If we return to our guiding analogy, the way in which an action or gesture can express what is characteristic about a person, we can see that there are two aspects which can be united in this idea. Something I do or say can express my feelings or aspirations in the sense of making these clear to others or to myself. In this sense we can speak of a person expressing himself when he finally gets out and thus makes determinate, perhaps for the first time, what he feels or wants. In another sense we can speak of someone's actions as expression of his feelings or desires when they carry out what he wants, or realize his aspirations. These two aspects can be separated: I can bring my desires to verbal expression without acting, I can act and remain an enigma to myself and others; but they often do go together, and frequently we are inclined to say of ourselves or others, that we did not really know what we felt or wanted until we acted. Thus the fullest and most convincing expression of a subject is one where he both realizes and clarifies his aspirations.
. . . If we think of our life as realizing an essence or form, this means not just the embodying of this form in reality, it also means defining in a determinate way what this form is. . . . [T]he idea which a man realizes is not wholly determinate beforehand; it is only made fully determinate in being fulfilled.

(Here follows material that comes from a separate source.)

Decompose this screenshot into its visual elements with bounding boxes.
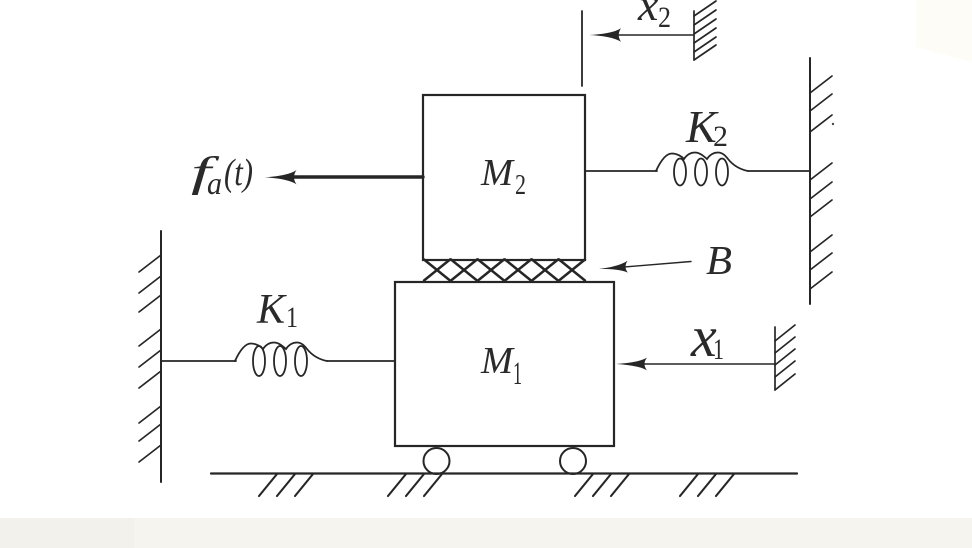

. . . Thus the notion of human life as expression sees this not only as the realization of purposes but also as the clarification of these purposes. It is not only the fulfilment of life but also the clarification of meaning. In the course of living adequately I not only fulfil my humanity but clarify what my humanity is about. . . .
This provides a new interpretation of the traditional view of man as a rational animal, a being whose essence is rational awareness. This idea is now formulated in a new concept of self-awareness. As we saw, our life is seen as self-expression also in the sense of clarifying what we are. This clarification awaits recognition by a subject, and man as a conscious being achieves his highest point when he recognizes his own life as an adequate, a true expression of what he wanted to say. And in one case as in the other, the 'message' could not have been known before it was expressed. The traditional view receives a new formulation in expressivism: man comes to know himself by expressing and hence clarifying what he is and recognizing himself in this expression. The specific property of human life is to culminate in self-awareness through expression.